By implementing microsegmentation, also called Zero Trust Segmentation (ZTS), security teams make it difficult for malicious actors to spread through the network — and bring significant benefits to the entire organization.
What is the ROI of Zero Trust Segmentation?
Security teams are now acknowledging that ZTS is foundational to their Zero Trust architecture, but it can also be foundational to improving organization-wide security processes and network user experiences.
Kindervag listed four key ways ZTS delivers ROI:
- Reduced expenses: ZTS allows you to consolidate multiple tools
- Increased usability: By reducing the number of security tools, ZTS makes it easier for security teams — and the entire organization — to easily work alongside security and access the data and resources they need.
- Increase operational flexibility: Kindervag estimated that ZTS reduces security teams’ workloads by seven to ten times because policy is so much simpler to create and deploy.
- Reduce the impact of breaches: By containing breaches at their entry point, ZTS stops breaches from spreading throughout the network.
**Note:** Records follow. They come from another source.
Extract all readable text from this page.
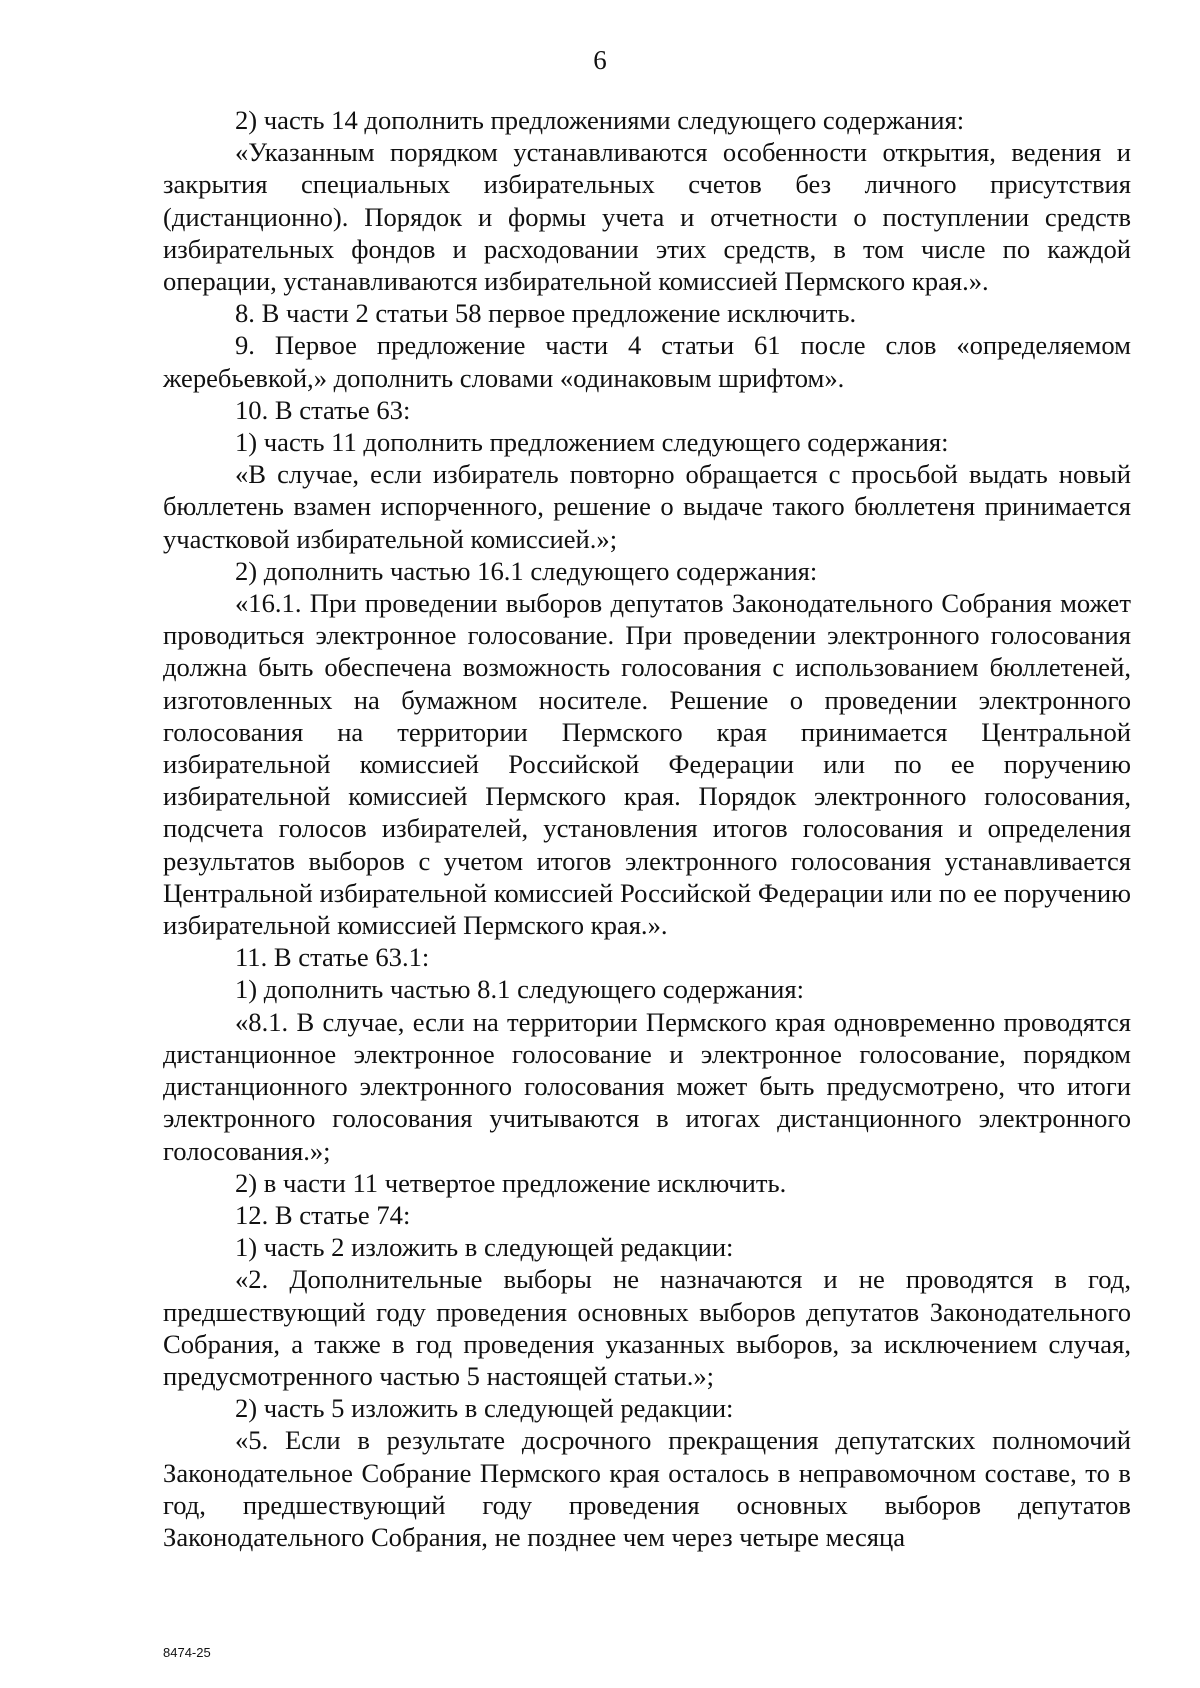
6

2) часть 14 дополнить предложениями следующего содержания:

«Указанным порядком устанавливаются особенности открытия, ведения и закрытия специальных избирательных счетов без личного присутствия (дистанционно). Порядок и формы учета и отчетности о поступлении средств избирательных фондов и расходовании этих средств, в том числе по каждой операции, устанавливаются избирательной комиссией Пермского края.».

8. В части 2 статьи 58 первое предложение исключить.

9. Первое предложение части 4 статьи 61 после слов «определяемом жеребьевкой,» дополнить словами «одинаковым шрифтом».

10. В статье 63:

1) часть 11 дополнить предложением следующего содержания:

«В случае, если избиратель повторно обращается с просьбой выдать новый бюллетень взамен испорченного, решение о выдаче такого бюллетеня принимается участковой избирательной комиссией.»;

2) дополнить частью 16.1 следующего содержания:

«16.1. При проведении выборов депутатов Законодательного Собрания может проводиться электронное голосование. При проведении электронного голосования должна быть обеспечена возможность голосования с использованием бюллетеней, изготовленных на бумажном носителе. Решение о проведении электронного голосования на территории Пермского края принимается Центральной избирательной комиссией Российской Федерации или по ее поручению избирательной комиссией Пермского края. Порядок электронного голосования, подсчета голосов избирателей, установления итогов голосования и определения результатов выборов с учетом итогов электронного голосования устанавливается Центральной избирательной комиссией Российской Федерации или по ее поручению избирательной комиссией Пермского края.».

11. В статье 63.1:

1) дополнить частью 8.1 следующего содержания:

«8.1. В случае, если на территории Пермского края одновременно проводятся дистанционное электронное голосование и электронное голосование, порядком дистанционного электронного голосования может быть предусмотрено, что итоги электронного голосования учитываются в итогах дистанционного электронного голосования.»;

2) в части 11 четвертое предложение исключить.

12. В статье 74:

1) часть 2 изложить в следующей редакции:

«2. Дополнительные выборы не назначаются и не проводятся в год, предшествующий году проведения основных выборов депутатов Законодательного Собрания, а также в год проведения указанных выборов, за исключением случая, предусмотренного частью 5 настоящей статьи.»;

2) часть 5 изложить в следующей редакции:

«5. Если в результате досрочного прекращения депутатских полномочий Законодательное Собрание Пермского края осталось в неправомочном составе, то в год, предшествующий году проведения основных выборов депутатов Законодательного Собрания, не позднее чем через четыре месяца

8474-25
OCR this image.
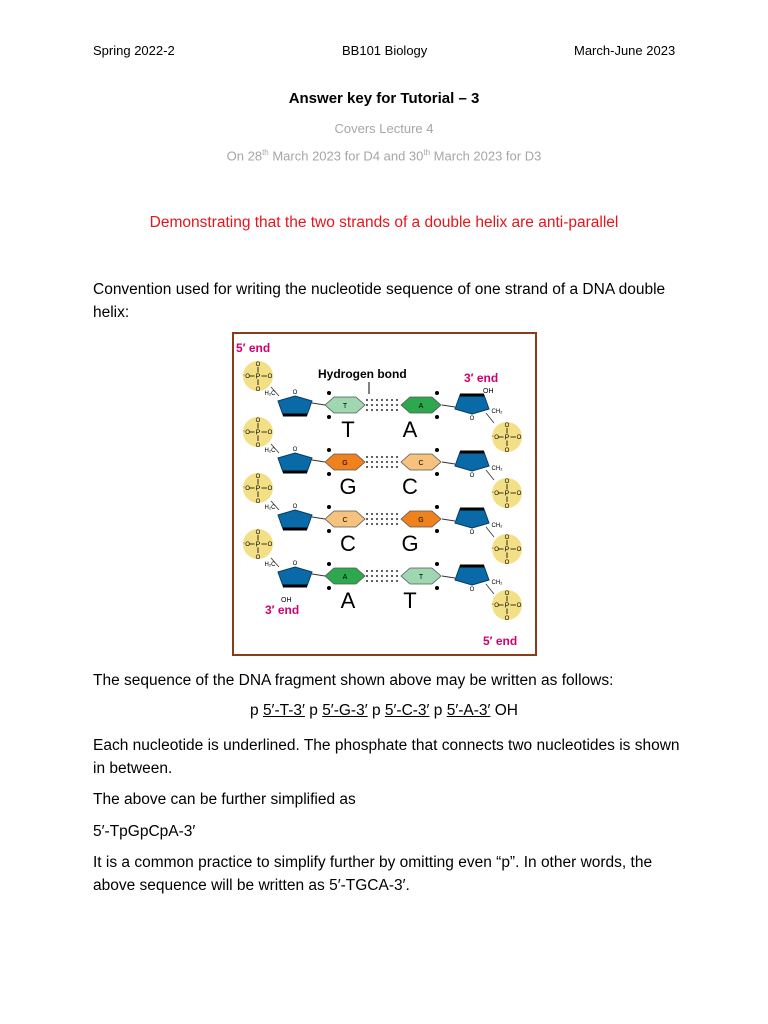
Spring 2022-2	BB101 Biology	March-June 2023
Answer key for Tutorial – 3
Covers Lecture 4
On 28th March 2023 for D4 and 30th March 2023 for D3
Demonstrating that the two strands of a double helix are anti-parallel
Convention used for writing the nucleotide sequence of one strand of a DNA double helix:
P
O
O
⁻O	O
P
O
O
⁻O	O
P
O
O
⁻O	O
P
O
O
⁻O	O
P
O
O
⁻O	O
P
O
O
⁻O	O
P
O
O
⁻O	O
P
O
O
⁻O	O
H₂C
CH₂
O
O
T	A
T A
H₂C
CH₂
O
O
G	C
G C
H₂C
CH₂
O
O
C	G
C G
H₂C
CH₂
O
O
A	T
A T
5′ end
3′ end
3′ end
5′ end
Hydrogen bond
OH
OH
The sequence of the DNA fragment shown above may be written as follows:
p 5′-T-3′ p 5′-G-3′ p 5′-C-3′ p 5′-A-3′ OH
Each nucleotide is underlined. The phosphate that connects two nucleotides is shown in between.
The above can be further simplified as
5′-TpGpCpA-3′
It is a common practice to simplify further by omitting even “p”. In other words, the above sequence will be written as 5′-TGCA-3′.
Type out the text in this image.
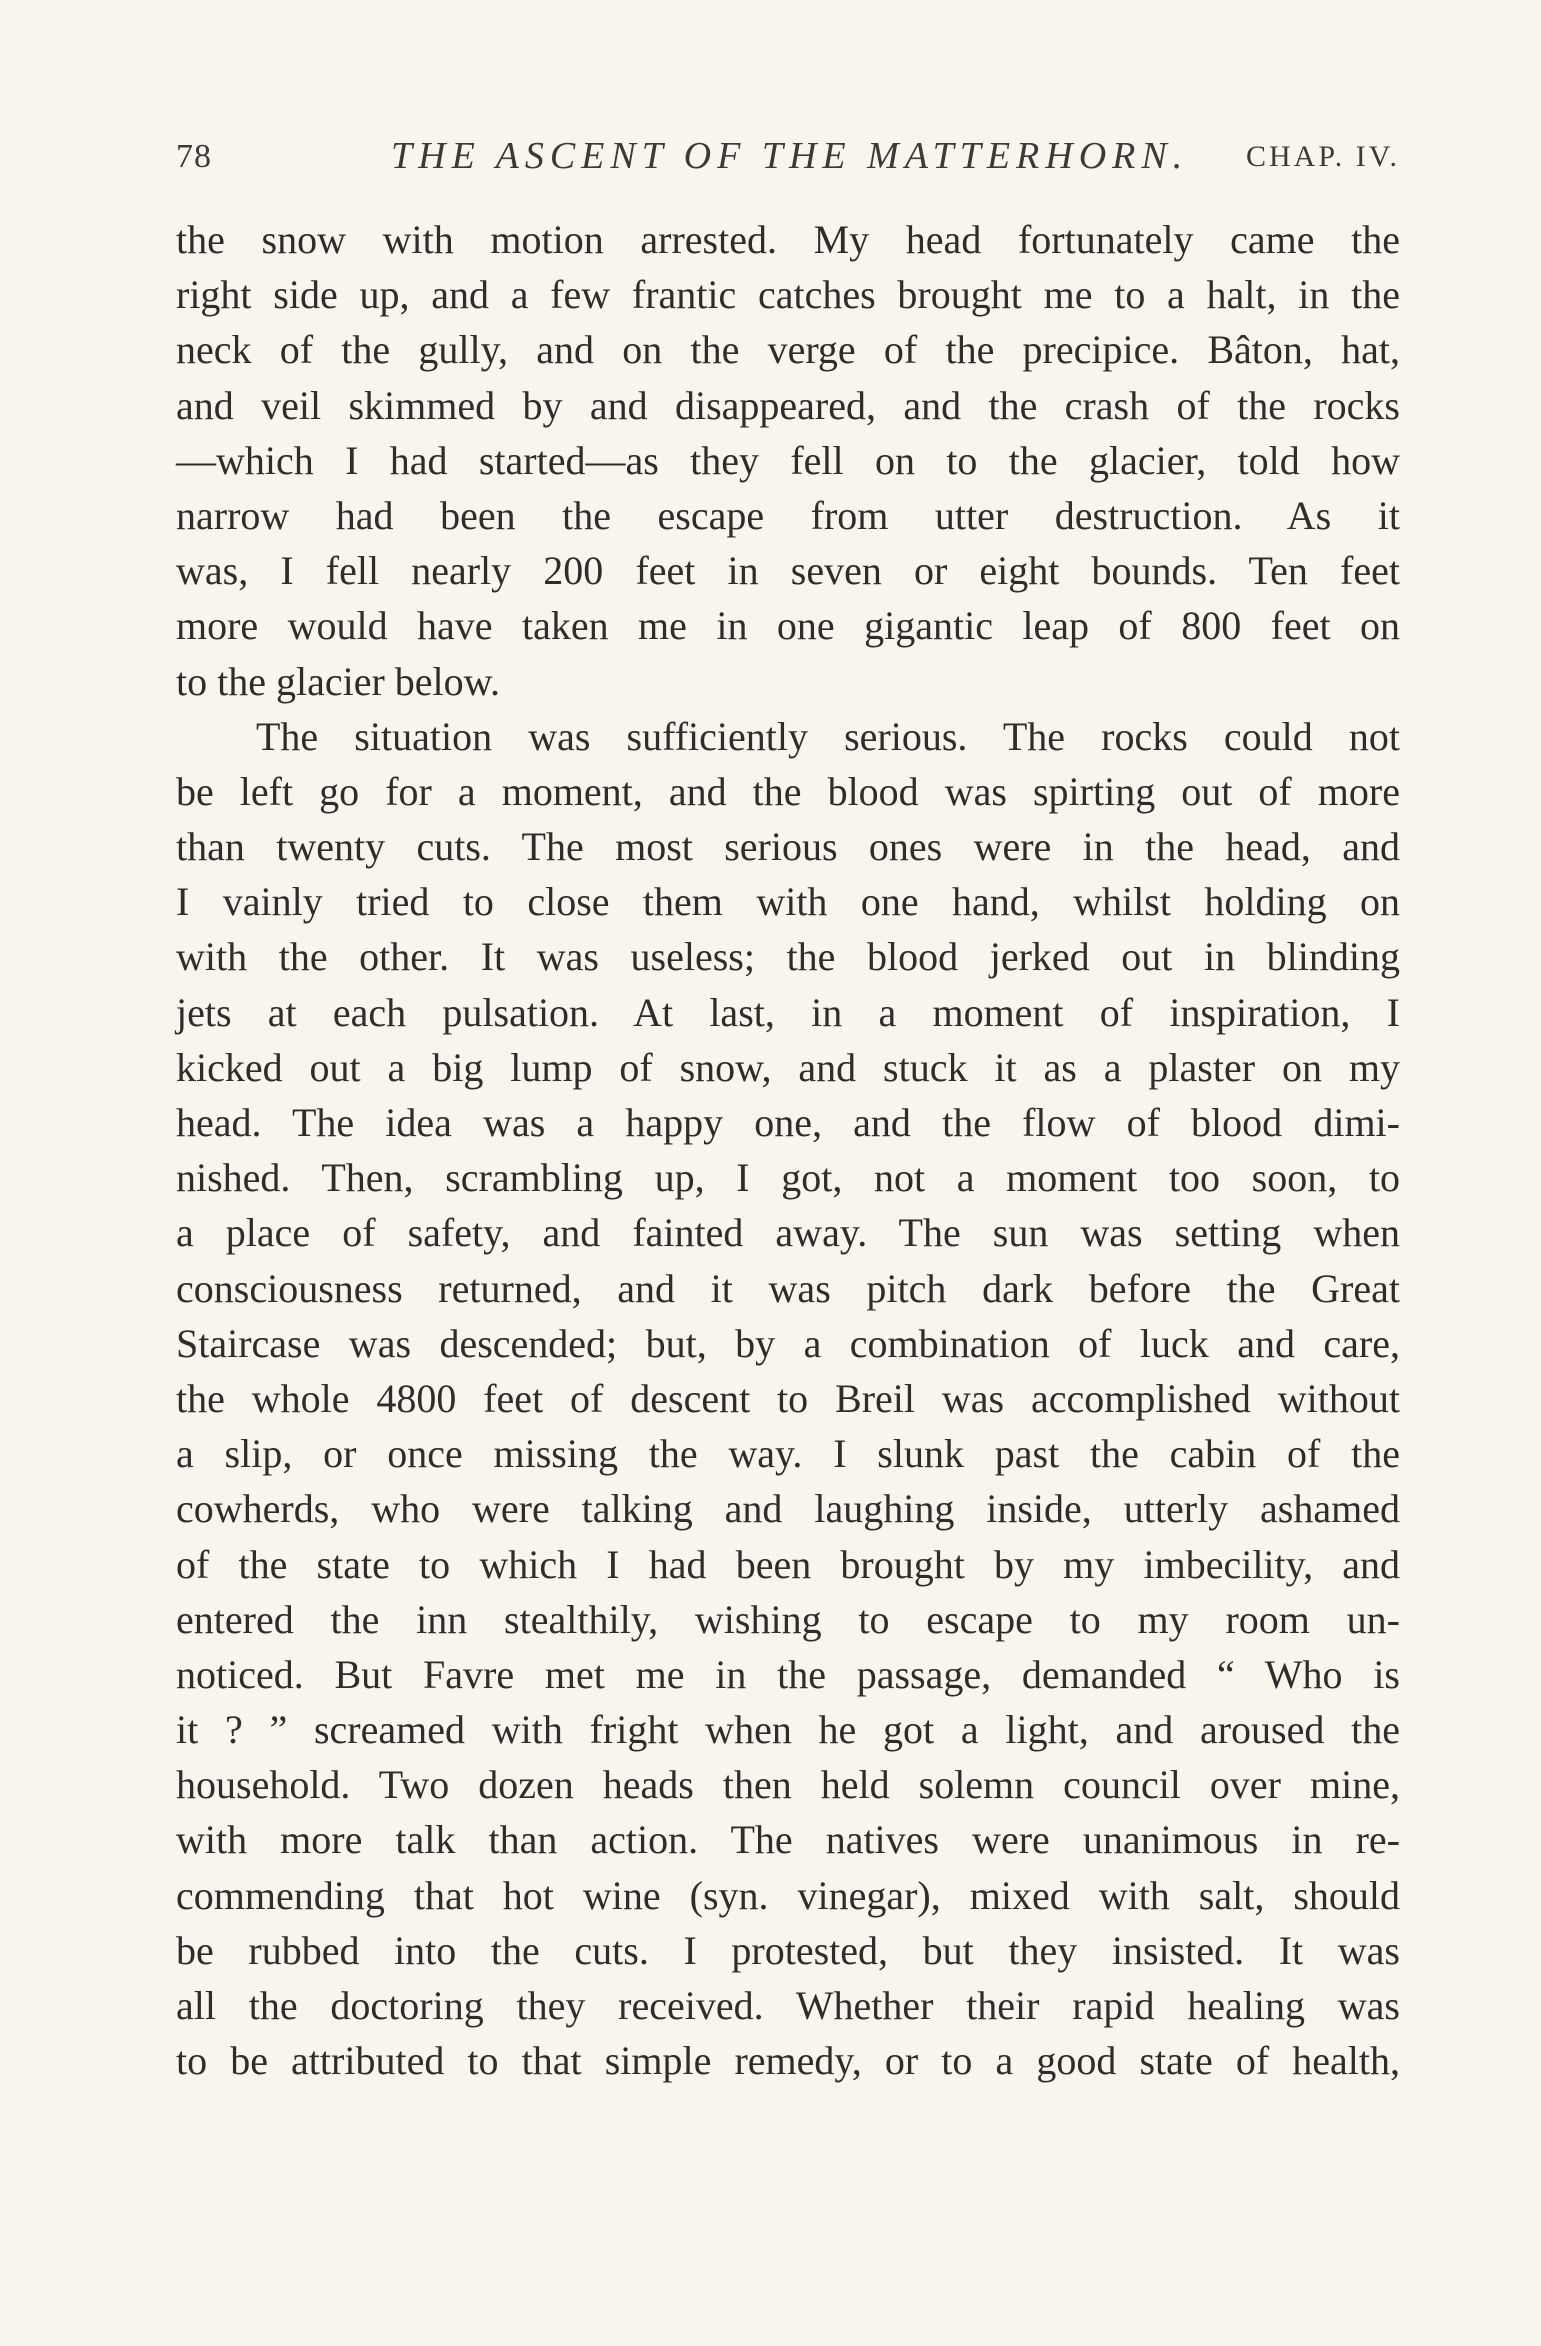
78	THE ASCENT OF THE MATTERHORN. CHAP. IV.
the snow with motion arrested. My head fortunately came the
right side up, and a few frantic catches brought me to a halt, in the
neck of the gully, and on the verge of the precipice. Bâton, hat,
and veil skimmed by and disappeared, and the crash of the rocks
—which I had started—as they fell on to the glacier, told how
narrow had been the escape from utter destruction. As it
was, I fell nearly 200 feet in seven or eight bounds. Ten feet
more would have taken me in one gigantic leap of 800 feet on
to the glacier below.
The situation was sufficiently serious. The rocks could not
be left go for a moment, and the blood was spirting out of more
than twenty cuts. The most serious ones were in the head, and
I vainly tried to close them with one hand, whilst holding on
with the other. It was useless; the blood jerked out in blinding
jets at each pulsation. At last, in a moment of inspiration, I
kicked out a big lump of snow, and stuck it as a plaster on my
head. The idea was a happy one, and the flow of blood dimi-
nished. Then, scrambling up, I got, not a moment too soon, to
a place of safety, and fainted away. The sun was setting when
consciousness returned, and it was pitch dark before the Great
Staircase was descended; but, by a combination of luck and care,
the whole 4800 feet of descent to Breil was accomplished without
a slip, or once missing the way. I slunk past the cabin of the
cowherds, who were talking and laughing inside, utterly ashamed
of the state to which I had been brought by my imbecility, and
entered the inn stealthily, wishing to escape to my room un-
noticed. But Favre met me in the passage, demanded “ Who is
it ? ” screamed with fright when he got a light, and aroused the
household. Two dozen heads then held solemn council over mine,
with more talk than action. The natives were unanimous in re-
commending that hot wine (syn. vinegar), mixed with salt, should
be rubbed into the cuts. I protested, but they insisted. It was
all the doctoring they received. Whether their rapid healing was
to be attributed to that simple remedy, or to a good state of health,
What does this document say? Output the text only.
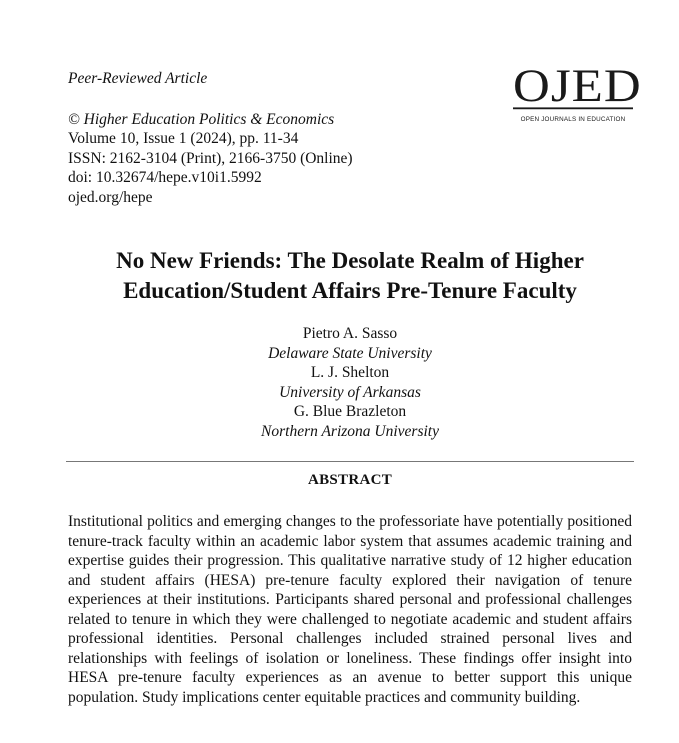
Peer-Reviewed Article
© Higher Education Politics & Economics
Volume 10, Issue 1 (2024), pp. 11-34
ISSN: 2162-3104 (Print), 2166-3750 (Online)
doi: 10.32674/hepe.v10i1.5992
ojed.org/hepe
OJED
OPEN JOURNALS IN EDUCATION
No New Friends: The Desolate Realm of Higher
Education/Student Affairs Pre-Tenure Faculty
Pietro A. Sasso
Delaware State University
L. J. Shelton
University of Arkansas
G. Blue Brazleton
Northern Arizona University
ABSTRACT
Institutional politics and emerging changes to the professoriate have potentially positioned tenure-track faculty within an academic labor system that assumes academic training and expertise guides their progression. This qualitative narrative study of 12 higher education and student affairs (HESA) pre-tenure faculty explored their navigation of tenure experiences at their institutions. Participants shared personal and professional challenges related to tenure in which they were challenged to negotiate academic and student affairs professional identities. Personal challenges included strained personal lives and relationships with feelings of isolation or loneliness. These findings offer insight into HESA pre-tenure faculty experiences as an avenue to better support this unique population. Study implications center equitable practices and community building.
This reduces breach remediation costs, legal issues and fees, and the effect on customer and stakeholder trust.
The traditional Trust model that cybersecurity has relied on for decades has proven insufficient and inherently flawed. Breaches are still able to move freely within networks and are ultimately leading to substantial risks and consequences.
Zero Trust is the best response to today’s security threats and is transforming cybersecurity strategy. But Zero Trust cannot exist in isolation. It necessitates a crucial companion: Zero Trust Segmentation.